Falling house prices typically mean than loss severity rates rise on the mortgages that do default.


But again the survey found that estimates of loss severity rates declined slightly in Britain to 26.7 percent for prime and 33 percent for nonconforming RMBS, while rising sharply in the United States from the previous quarter.

In the UK, people were aggressive in their assumptions of declines in the housing markets, expecting them to be quicker and steeper than they were, West said.

The most dramatic increase in this latest survey involved 12-month loss severity rates for U.S. prime mortgages, which rose to 59 percent from 47 percent in the previous poll.

That level is now nearly in line with the 64 percent loss severity forecast for subprime RMBS, S&P said.

Some U.S. investors say RMBS prices have dropped far enough to compensate them for the risk of steep defaults but that rising loss severity may lead them to reconsider.

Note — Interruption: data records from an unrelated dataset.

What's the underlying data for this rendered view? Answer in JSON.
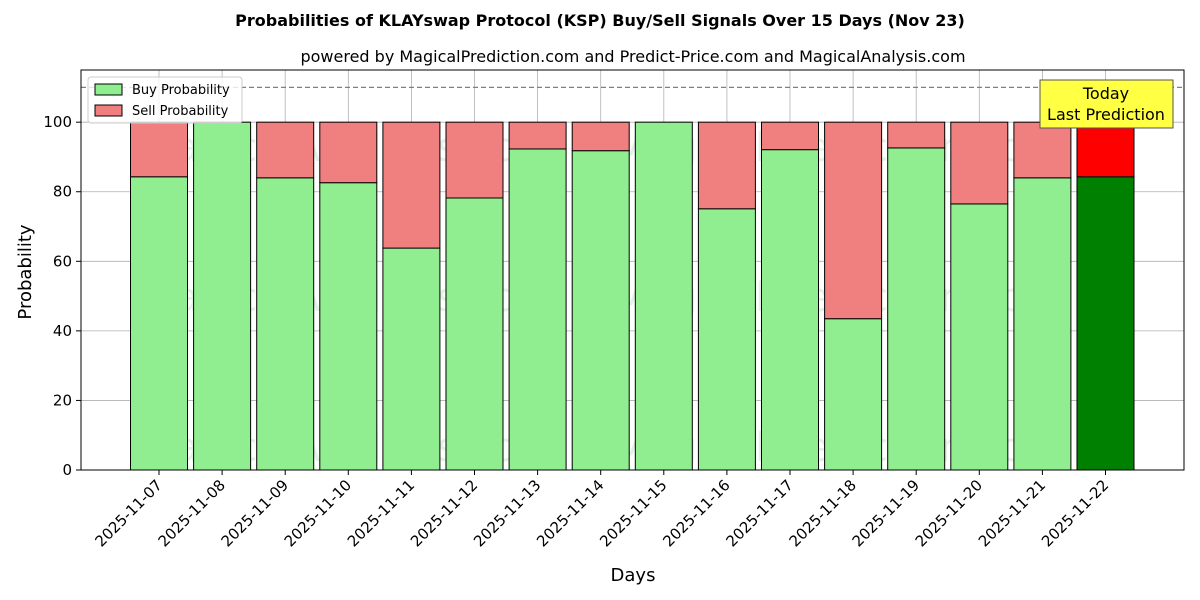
{
  "chart_data": {
    "type": "bar",
    "stacked": true,
    "title": "Probabilities of KLAYswap Protocol (KSP) Buy/Sell Signals Over 15 Days (Nov 23)",
    "subtitle": "powered by MagicalPrediction.com and Predict-Price.com and MagicalAnalysis.com",
    "xlabel": "Days",
    "ylabel": "Probability",
    "ylim": [
      0,
      115
    ],
    "yticks": [
      0,
      20,
      40,
      60,
      80,
      100
    ],
    "reference_line": 110,
    "grid": true,
    "legend_position": "top-left",
    "categories": [
      "2025-11-07",
      "2025-11-08",
      "2025-11-09",
      "2025-11-10",
      "2025-11-11",
      "2025-11-12",
      "2025-11-13",
      "2025-11-14",
      "2025-11-15",
      "2025-11-16",
      "2025-11-17",
      "2025-11-18",
      "2025-11-19",
      "2025-11-20",
      "2025-11-21",
      "2025-11-22"
    ],
    "series": [
      {
        "name": "Buy Probability",
        "color": "#90ee90",
        "values": [
          84.3,
          100,
          84.0,
          82.6,
          63.8,
          78.2,
          92.3,
          91.8,
          100,
          75.1,
          92.1,
          43.5,
          92.6,
          76.5,
          84.0,
          84.3
        ]
      },
      {
        "name": "Sell Probability",
        "color": "#f08080",
        "values": [
          15.7,
          0,
          16.0,
          17.4,
          36.2,
          21.8,
          7.7,
          8.2,
          0,
          24.9,
          7.9,
          56.5,
          7.4,
          23.5,
          16.0,
          15.7
        ]
      }
    ],
    "highlight": {
      "index": 15,
      "buy_color": "#008000",
      "sell_color": "#ff0000"
    },
    "annotation": {
      "lines": [
        "Today",
        "Last Prediction"
      ],
      "background": "#ffff44"
    },
    "watermarks": [
      "MagicalAnalysis.com",
      "MagicalPrediction.com"
    ]
  }
}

S&P said interviews with survey participants revealed problems specific to the U.S. prime market, which tends to include houses priced above $400,000.

Borrowers of so-called jumbo loans in prime RMBS are finding a dearth of available credit to refinance, since they often do not conform to government programs that dominate current funding.

Lower-valued houses are being snapped up as quickly as they go on the market, but there is less demand for the higher-priced properties, S&P's West said.

While these houses remain unsold, mortgage servicers must keep making payments on loans, utilities, taxes and other expenses, he said. When a sale finally takes place, they then claim those expenses back, adding to the loss severity.